Lively, entertaining reviews of, and essays on, old and newer films and everything relating to them, written by professional author William Schoell.

Thursday, August 16, 2012


Anton Diffring gets a little pop-eyed and who can blame him?
THE MAN WHO COULD CHEAT DEATH (1959). Director: Terence Fisher.
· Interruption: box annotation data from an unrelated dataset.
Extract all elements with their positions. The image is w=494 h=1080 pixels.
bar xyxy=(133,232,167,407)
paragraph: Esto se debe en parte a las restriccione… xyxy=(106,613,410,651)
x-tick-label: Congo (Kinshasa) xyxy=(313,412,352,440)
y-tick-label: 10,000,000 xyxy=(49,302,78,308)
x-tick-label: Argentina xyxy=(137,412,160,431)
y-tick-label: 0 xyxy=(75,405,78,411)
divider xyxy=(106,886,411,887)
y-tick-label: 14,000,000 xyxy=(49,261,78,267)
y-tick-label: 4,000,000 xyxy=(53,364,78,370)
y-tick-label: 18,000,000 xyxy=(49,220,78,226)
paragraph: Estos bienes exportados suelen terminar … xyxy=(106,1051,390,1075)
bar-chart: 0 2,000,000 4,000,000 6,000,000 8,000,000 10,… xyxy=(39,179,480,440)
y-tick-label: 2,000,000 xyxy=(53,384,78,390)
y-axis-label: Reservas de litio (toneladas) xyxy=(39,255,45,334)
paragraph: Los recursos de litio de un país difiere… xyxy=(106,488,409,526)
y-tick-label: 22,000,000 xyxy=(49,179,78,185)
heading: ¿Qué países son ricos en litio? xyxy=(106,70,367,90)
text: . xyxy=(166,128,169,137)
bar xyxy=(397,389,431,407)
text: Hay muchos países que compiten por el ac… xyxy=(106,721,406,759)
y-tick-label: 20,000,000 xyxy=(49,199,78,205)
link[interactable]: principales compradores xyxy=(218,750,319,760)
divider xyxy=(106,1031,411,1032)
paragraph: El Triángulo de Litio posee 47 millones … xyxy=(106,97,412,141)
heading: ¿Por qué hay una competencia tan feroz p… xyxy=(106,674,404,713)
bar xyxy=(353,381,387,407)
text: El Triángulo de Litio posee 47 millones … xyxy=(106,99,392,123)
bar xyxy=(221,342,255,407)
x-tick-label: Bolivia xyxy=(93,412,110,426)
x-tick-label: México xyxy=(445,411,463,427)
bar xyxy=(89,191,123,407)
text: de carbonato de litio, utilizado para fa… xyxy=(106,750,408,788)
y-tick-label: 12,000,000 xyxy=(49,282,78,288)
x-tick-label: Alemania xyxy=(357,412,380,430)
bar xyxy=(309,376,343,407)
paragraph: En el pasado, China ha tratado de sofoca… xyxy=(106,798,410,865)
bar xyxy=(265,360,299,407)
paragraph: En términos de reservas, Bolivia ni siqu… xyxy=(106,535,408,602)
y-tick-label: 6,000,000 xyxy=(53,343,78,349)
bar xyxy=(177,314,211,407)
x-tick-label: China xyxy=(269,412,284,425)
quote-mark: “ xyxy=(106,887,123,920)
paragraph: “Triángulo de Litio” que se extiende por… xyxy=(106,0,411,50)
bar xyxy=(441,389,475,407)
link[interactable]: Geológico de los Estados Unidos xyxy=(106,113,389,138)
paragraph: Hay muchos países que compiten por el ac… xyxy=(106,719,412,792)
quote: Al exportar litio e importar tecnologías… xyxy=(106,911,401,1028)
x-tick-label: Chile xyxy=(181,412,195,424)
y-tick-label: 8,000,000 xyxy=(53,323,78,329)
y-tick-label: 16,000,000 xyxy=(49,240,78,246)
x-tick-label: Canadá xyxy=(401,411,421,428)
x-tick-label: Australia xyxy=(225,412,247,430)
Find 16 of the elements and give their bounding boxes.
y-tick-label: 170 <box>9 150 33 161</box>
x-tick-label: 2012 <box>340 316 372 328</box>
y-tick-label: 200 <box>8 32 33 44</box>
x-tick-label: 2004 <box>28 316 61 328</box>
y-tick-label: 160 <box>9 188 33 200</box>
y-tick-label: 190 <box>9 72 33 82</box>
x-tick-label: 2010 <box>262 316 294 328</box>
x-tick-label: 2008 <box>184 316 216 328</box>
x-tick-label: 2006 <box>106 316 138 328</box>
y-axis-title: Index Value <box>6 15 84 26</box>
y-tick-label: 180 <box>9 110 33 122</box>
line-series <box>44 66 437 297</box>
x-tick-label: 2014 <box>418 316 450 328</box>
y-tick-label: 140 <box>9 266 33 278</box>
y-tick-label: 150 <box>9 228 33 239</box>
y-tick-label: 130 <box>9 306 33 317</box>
Dr. Georges Bonner (Anton Diffring) a doctor and sculptor, is anxiously awaiting the arrival of an old friend and colleague, Dr. Ludwig Weiss (Arnold Marle). No wonder -- Bonner looks to be in his thirties but is actually over a century old, and only Weiss can give him the operation he needs to keep himself looking young. This is of particular importance now as Bonner has fallen in love with Janine Du Bois (Hazel Court) and hopes to spend his life with her. In the meantime Bonner takes a certain fluid and resorts to murder to get at especially needed glands and hormones. This lively and absorbing remake of The Man in Half Moon Street is a rare case of a do-over being superior to the original, in large part to Diffring's vivid performance, equal parts charm and desperation, and the adroit direction of Terence Fisher. Court and Christopher Lee (as a surgeon and rival for Janine) are also notable, as is Marle as the elderly Weiss. The movie is handled with a great deal of dramatic intensity and Diffring plays it to the hilt.

Verdict: Very effective Hammer horror film. ***.